How to correctly enter Chinese dashes in LaTeX?
Correctly entering Chinese dashes in LaTeX requires understanding the distinct typographical roles of the two primary dash forms—the em dash and the en dash—and ensuring their proper encoding and font support. The Chinese em dash (—, U+2014) is the most critical, serving functions similar to parentheses, commas for apposition, or indicating a break in thought, and it is typically rendered as a continuous line occupying the space of two consecutive characters in monospaced fonts. In LaTeX, the standard method is to input it directly as a Unicode character (—) when using XeLaTeX or LuaLaTeX with a font like Noto Serif CJK or Source Han Serif that contains the glyph, ensuring the `\usepackage{fontspec}` and `\setCJKmainfont{...}` commands are properly configured. For the en dash (–, U+2013), used in ranges such as dates or number intervals, direct Unicode input is similarly effective under modern engines. The fundamental correctness lies in this Unicode-based approach paired with a compatible CJK font, as it preserves the character's semantic integrity and allows for proper line breaking and typesetting behavior.

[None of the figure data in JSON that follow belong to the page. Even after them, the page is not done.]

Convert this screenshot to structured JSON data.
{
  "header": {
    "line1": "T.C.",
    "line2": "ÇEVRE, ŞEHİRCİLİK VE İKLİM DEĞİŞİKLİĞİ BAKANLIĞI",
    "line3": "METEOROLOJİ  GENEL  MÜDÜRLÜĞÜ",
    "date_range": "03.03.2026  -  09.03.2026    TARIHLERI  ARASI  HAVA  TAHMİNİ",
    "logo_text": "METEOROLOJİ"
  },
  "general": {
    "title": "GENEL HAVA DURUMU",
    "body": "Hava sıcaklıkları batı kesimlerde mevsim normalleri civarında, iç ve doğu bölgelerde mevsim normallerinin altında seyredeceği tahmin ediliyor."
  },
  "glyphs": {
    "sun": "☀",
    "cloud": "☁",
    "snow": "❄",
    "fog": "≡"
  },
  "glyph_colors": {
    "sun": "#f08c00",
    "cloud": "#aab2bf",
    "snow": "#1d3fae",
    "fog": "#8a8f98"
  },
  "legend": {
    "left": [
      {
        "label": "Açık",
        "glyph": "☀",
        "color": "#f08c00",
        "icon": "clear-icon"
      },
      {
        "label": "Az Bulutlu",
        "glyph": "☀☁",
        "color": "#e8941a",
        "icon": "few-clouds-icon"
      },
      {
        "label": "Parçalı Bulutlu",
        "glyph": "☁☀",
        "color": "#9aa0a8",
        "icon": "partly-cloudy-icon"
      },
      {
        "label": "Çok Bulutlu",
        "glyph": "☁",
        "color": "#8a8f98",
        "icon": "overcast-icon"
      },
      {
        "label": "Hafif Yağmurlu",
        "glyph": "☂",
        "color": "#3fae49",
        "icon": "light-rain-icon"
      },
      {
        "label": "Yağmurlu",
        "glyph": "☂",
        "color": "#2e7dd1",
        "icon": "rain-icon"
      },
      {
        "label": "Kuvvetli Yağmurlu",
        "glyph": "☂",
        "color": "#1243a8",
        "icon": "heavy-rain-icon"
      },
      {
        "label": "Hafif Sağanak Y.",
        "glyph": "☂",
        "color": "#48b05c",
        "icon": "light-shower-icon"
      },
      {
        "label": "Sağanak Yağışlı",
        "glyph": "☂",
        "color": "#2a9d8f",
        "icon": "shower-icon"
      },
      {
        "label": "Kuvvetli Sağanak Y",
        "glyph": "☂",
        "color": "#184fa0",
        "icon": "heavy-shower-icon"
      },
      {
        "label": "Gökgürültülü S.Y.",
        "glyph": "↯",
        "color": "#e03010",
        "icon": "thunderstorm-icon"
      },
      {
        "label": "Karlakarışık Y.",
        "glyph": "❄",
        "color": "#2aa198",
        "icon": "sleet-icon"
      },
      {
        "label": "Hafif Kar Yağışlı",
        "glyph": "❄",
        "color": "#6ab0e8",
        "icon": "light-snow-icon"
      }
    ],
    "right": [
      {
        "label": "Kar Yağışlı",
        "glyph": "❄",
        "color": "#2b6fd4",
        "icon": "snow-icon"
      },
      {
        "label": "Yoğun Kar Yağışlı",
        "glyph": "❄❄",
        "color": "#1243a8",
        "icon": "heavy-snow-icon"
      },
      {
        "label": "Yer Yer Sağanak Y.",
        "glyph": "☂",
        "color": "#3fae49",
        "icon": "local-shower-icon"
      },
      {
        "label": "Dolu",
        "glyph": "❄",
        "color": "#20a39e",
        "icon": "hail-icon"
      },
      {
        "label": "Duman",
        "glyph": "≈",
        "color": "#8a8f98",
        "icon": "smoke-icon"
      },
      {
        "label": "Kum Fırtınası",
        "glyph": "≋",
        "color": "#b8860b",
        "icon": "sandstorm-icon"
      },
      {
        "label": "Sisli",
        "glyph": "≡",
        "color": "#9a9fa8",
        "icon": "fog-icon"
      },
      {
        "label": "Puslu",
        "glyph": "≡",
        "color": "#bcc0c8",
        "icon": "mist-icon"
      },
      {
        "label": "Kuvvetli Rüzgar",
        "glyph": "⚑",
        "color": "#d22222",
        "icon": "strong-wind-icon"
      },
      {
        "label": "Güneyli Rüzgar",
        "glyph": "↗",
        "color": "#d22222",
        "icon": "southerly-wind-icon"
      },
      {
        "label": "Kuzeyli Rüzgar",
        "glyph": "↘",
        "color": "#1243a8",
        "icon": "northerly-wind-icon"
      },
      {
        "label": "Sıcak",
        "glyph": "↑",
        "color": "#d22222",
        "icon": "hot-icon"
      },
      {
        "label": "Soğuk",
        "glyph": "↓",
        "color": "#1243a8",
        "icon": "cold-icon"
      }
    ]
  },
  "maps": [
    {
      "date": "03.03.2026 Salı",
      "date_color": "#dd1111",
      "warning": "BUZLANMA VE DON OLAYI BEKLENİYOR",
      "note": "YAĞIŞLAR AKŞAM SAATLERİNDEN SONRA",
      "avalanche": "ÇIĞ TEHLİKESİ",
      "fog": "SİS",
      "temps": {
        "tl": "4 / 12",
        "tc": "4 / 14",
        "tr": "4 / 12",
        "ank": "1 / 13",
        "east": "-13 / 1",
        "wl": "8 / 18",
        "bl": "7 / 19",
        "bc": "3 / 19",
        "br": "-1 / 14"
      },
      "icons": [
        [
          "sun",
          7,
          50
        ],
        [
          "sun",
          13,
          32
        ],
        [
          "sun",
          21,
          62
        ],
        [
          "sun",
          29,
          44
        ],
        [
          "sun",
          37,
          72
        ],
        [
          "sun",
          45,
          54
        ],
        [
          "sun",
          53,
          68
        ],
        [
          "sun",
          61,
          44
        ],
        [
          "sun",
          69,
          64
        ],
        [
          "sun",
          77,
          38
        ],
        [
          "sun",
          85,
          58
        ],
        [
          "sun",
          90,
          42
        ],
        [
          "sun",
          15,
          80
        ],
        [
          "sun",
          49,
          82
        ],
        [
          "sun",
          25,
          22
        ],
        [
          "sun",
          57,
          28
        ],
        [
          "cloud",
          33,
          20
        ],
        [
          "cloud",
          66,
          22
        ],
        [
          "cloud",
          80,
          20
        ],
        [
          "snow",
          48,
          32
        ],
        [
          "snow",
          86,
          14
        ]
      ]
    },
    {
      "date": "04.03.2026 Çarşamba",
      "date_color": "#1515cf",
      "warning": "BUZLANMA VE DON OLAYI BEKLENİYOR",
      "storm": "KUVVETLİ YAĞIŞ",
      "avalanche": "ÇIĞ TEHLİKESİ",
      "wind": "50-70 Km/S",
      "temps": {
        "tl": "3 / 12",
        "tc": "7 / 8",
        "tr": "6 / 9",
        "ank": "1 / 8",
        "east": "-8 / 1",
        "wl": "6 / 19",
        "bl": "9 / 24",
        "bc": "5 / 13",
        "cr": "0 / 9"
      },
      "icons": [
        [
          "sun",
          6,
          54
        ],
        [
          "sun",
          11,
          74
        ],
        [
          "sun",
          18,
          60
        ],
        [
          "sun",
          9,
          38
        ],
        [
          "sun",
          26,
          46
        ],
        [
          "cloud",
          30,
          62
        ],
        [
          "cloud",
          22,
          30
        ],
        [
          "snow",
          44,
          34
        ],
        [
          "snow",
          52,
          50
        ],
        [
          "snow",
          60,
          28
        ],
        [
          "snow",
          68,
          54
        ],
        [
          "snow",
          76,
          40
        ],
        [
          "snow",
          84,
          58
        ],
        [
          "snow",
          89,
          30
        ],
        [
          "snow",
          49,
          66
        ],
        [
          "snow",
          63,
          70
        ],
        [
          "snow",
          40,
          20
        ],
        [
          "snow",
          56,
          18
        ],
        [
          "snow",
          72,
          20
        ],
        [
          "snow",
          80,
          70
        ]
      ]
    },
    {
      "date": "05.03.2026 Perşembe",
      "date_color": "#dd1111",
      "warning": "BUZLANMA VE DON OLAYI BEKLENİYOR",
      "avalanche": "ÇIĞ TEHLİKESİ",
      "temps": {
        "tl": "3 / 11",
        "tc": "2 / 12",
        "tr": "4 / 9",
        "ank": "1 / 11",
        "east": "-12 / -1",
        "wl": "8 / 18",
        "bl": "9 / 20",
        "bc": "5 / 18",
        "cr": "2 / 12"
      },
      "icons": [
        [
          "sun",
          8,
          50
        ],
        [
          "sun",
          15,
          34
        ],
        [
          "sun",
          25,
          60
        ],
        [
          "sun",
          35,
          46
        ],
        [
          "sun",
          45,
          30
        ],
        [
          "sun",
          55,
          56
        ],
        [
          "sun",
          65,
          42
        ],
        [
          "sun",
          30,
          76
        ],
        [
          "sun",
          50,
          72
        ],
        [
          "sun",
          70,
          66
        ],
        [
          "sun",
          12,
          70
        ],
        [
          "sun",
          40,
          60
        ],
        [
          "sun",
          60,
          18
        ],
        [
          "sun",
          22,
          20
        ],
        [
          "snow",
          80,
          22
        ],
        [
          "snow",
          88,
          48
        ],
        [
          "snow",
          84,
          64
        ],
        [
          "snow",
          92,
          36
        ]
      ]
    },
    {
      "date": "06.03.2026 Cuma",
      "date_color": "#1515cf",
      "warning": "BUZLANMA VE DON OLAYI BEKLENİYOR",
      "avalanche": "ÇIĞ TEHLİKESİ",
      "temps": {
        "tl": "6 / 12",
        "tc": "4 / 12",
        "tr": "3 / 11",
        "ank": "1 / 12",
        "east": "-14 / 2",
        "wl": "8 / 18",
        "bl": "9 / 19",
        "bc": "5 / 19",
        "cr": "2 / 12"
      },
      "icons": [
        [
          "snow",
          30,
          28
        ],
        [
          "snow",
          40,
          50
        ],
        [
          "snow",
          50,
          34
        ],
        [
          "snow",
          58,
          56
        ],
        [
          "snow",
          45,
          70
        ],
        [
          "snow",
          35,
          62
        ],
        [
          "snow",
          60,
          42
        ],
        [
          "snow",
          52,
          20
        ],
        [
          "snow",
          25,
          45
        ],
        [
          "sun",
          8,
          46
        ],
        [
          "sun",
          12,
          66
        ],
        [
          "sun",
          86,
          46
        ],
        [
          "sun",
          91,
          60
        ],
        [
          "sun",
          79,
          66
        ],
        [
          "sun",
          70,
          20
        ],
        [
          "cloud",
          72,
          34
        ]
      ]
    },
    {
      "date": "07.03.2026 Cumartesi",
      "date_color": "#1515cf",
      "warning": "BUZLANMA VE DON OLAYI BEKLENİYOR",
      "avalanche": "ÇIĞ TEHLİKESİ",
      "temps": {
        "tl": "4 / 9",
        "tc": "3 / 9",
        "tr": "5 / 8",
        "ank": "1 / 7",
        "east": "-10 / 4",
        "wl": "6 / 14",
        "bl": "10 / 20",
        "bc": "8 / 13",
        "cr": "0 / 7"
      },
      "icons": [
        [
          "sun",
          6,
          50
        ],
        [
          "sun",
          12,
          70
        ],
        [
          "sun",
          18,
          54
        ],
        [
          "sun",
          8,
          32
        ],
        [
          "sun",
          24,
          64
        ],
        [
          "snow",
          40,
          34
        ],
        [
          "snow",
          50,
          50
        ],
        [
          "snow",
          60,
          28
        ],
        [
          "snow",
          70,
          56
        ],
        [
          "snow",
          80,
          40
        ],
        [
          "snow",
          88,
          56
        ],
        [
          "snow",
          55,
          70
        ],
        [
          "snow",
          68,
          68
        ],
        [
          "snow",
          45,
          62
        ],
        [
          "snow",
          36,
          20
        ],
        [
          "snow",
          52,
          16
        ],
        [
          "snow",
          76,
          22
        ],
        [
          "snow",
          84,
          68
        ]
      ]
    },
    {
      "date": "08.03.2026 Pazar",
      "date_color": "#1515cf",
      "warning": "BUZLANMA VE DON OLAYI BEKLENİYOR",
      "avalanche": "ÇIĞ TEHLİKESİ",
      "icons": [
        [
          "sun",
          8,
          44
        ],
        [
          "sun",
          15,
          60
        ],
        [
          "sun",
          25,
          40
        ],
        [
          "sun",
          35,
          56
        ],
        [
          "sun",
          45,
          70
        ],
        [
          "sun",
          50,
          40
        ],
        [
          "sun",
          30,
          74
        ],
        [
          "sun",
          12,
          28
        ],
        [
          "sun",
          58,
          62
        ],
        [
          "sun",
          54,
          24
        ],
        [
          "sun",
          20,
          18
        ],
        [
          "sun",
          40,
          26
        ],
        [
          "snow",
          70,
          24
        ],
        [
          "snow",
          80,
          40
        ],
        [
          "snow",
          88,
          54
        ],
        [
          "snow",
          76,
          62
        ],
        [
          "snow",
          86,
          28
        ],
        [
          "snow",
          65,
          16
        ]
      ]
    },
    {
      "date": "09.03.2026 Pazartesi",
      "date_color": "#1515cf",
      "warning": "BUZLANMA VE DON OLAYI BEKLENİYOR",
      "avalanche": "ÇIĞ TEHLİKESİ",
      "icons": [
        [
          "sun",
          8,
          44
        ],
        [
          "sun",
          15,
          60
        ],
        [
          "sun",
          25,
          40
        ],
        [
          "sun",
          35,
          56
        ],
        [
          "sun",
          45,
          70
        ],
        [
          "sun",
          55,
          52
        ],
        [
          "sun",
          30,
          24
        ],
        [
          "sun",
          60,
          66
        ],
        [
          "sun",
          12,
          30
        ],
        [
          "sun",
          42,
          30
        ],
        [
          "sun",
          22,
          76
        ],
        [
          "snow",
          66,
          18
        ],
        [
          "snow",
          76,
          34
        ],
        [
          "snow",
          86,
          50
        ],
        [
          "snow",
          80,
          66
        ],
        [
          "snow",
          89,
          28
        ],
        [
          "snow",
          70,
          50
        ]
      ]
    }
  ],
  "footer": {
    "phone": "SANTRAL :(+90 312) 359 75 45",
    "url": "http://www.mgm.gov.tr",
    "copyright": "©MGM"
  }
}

A common pitfall arises from using LaTeX's traditional ASCII approximations, such as `---` or `--` for em and en dashes respectively, which are designed for English typography and may not interact correctly with CJK text spacing or fonts. While these commands produce dash-like symbols, they are contextually inappropriate for Chinese documents because they do not represent the correct Unicode code points, potentially leading to inconsistent rendering or font fallback issues. In a purely Chinese paragraph, the em dash should generally not have any adjacent spaces, aligning with Chinese punctuation conventions; however, when mixing Chinese and Latin scripts, subtle spacing adjustments via `\kern` may be necessary to achieve visual balance, though this is an advanced aesthetic consideration. For users constrained to pdfLaTeX, the `CJKutf8` package allows Unicode input, but font management is more cumbersome, often requiring specific font packages; in such environments, one might resort to manually defining commands that insert the correct characters from a CJK font, though this is less robust than the modern Unicode engine workflow.
The broader implication of correctly entering these dashes extends beyond mere syntax to encompass document interoperability, searchability, and archival quality. Using genuine Unicode characters ensures that the dashes are correctly indexed by search engines, properly copied and pasted into other applications, and accurately rendered in PDF viewers or web conversions. For collaborative or academic documents, this adherence to standards prevents the introduction of ambiguous hyphen-like symbols that could be misinterpreted. Therefore, the recommended practice is to consistently use direct Unicode input (either via keyboard methods, IDE shortcuts, or character pickers) within a LaTeX document compiled with XeLaTeX or LuaLaTeX, explicitly specifying a comprehensive CJK font family. This method guarantees that the dashes are not merely visual approximations but logically encoded text elements, fulfilling both the typographical traditions of Chinese publishing and the technical requirements of digital typesetting.